Alex Kostic: It’s meant that we can do our analysis at a scale and a pace that we would never be able to do if we were reliant on the Harvard infrastructure. We are reanalyzing the same data sets as before, but we’re going into much more resolution, because before when we analyzed the data sets we were just analyzing the taxonomies, the names or the organisms. We never went down to the gene level. But using this cloud infrastructure and using the tools that Jacob’s built, now we are able to actually go down to the gene level.
JL: I think if you look at the academic supercomputing world, Harvard is definitely not a light hitter; they have substantial resources. But the scope of this analysis and the complexity of the problem is so great that it truly needs really novel solutions to these problems.
In terms of the scope of the analysis we are able to do using Amazon’s computing capacity, previously researchers were only able to look at a sample from an infant who was either on the progression to not get type 1 diabetes or was on a progression to seroconvert and to say: at this point in time we had different microbes with different abundance levels. But the genomes are changing so rapidly as the microbiome changes in infants that this analysis really doesn’t tell the whole story. That is why we’re looking at the gene in the microbe: we actually took specific strains out of the picture so now for each of these 9.8 million genes we’re asking the question of how does gene x or gene y progress over time in the microbiome, and how could that possibly relate to the onset of autoimmunity.

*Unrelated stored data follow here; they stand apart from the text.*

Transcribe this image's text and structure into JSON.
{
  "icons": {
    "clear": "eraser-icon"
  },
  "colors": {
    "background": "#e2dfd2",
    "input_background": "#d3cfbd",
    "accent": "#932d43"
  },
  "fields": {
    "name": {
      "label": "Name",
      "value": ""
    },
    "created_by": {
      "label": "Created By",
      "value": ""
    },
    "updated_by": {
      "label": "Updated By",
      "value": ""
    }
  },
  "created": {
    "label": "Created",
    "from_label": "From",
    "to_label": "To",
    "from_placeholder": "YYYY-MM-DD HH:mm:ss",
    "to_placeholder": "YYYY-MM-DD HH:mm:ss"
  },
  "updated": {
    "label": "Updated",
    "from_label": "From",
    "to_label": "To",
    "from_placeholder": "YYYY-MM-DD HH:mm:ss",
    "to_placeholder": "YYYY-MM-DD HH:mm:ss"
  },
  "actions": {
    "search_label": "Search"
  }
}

So that’s much more specific than studying the strains.
JL: Yes, so each strain can have a couple thousand genes, maybe five or six thousand genes.
As someone who has type 1, what developments are you most excited about in terms of the microbiome?

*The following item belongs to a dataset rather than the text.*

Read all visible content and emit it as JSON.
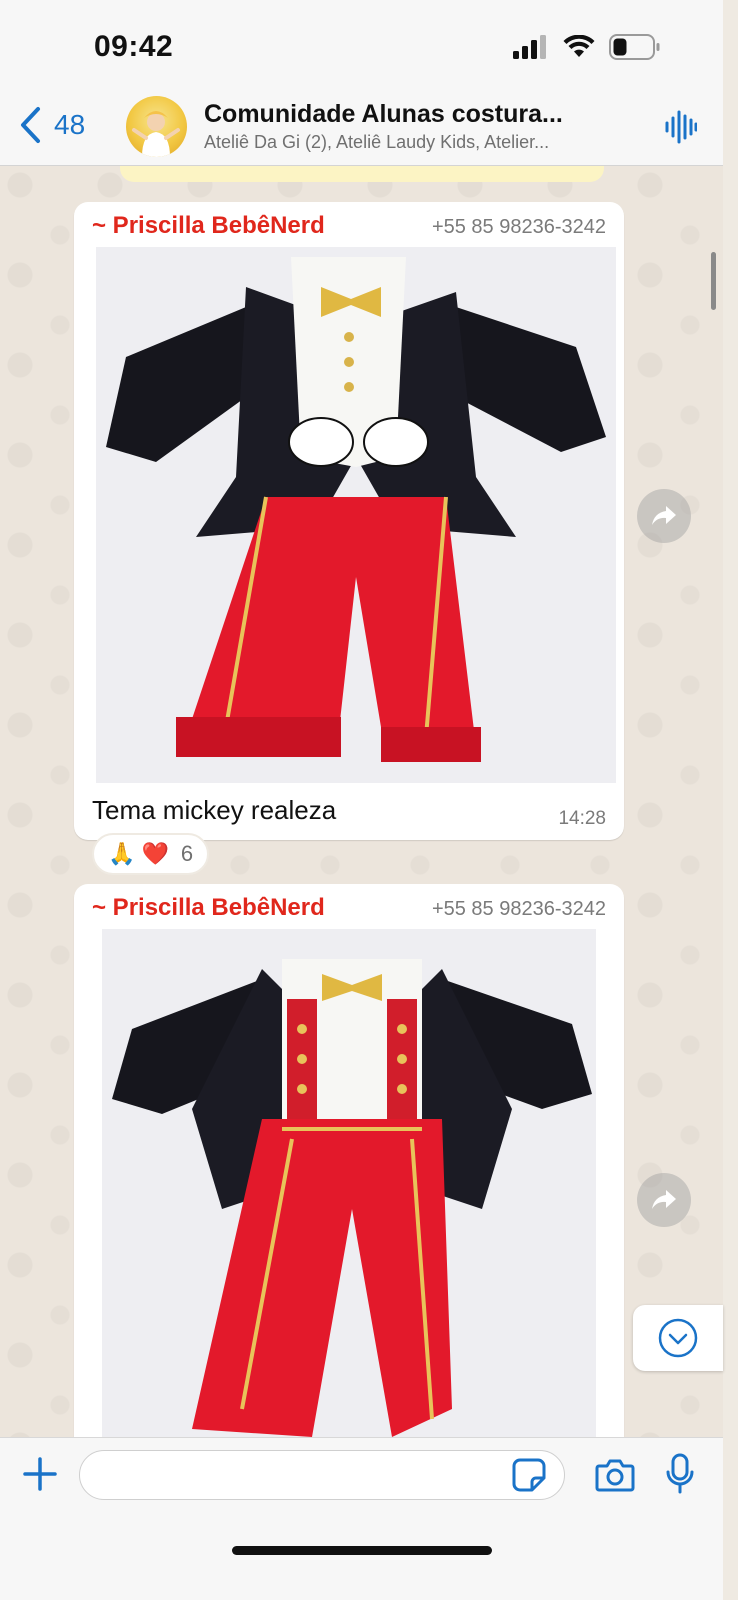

JL: I was diagnosed with diabetes in June of 1995, so a long time ago. Every time you go to a doctor’s appointment they say, Oh, we’re going to find the cure in five years. And it’s never been true. So I think that if we discover that the microbiome influences the onset of diabetes and plays a role in how you metabolize carbohydrates, if we can find a way to perturb the microbiome with synthetic biology, we could maybe not reach a cure but have different treatment options that are way better. Perhaps methods where you could change how you respond to carbohydrates, so you could potentially take fewer insulin shots a day and have better control.
AK: the most exciting thing about it is how dynamic and malleable the system is compared to the human genome. You can swap out these bacteria and essentially the genes that they are expressing, and you can do it in very well-designed methods, using synthetic biology and natural probiotics. So this is very much the kind of thing that gets us excited.
JL: I think that there are also huge gains in the basic science. For years people have tried to understand the genetics of type 1 diabetes, which is not heritable in an obvious way. Maybe there is an element of why you get diabetes that we’ll be able to elucidate from the microbiome, which Alex has already started to do. So I think in ten years we might be asking, What can we do, how can we supplement the microbiome in infancy in such a way that they’ll never get diabetes in the first place?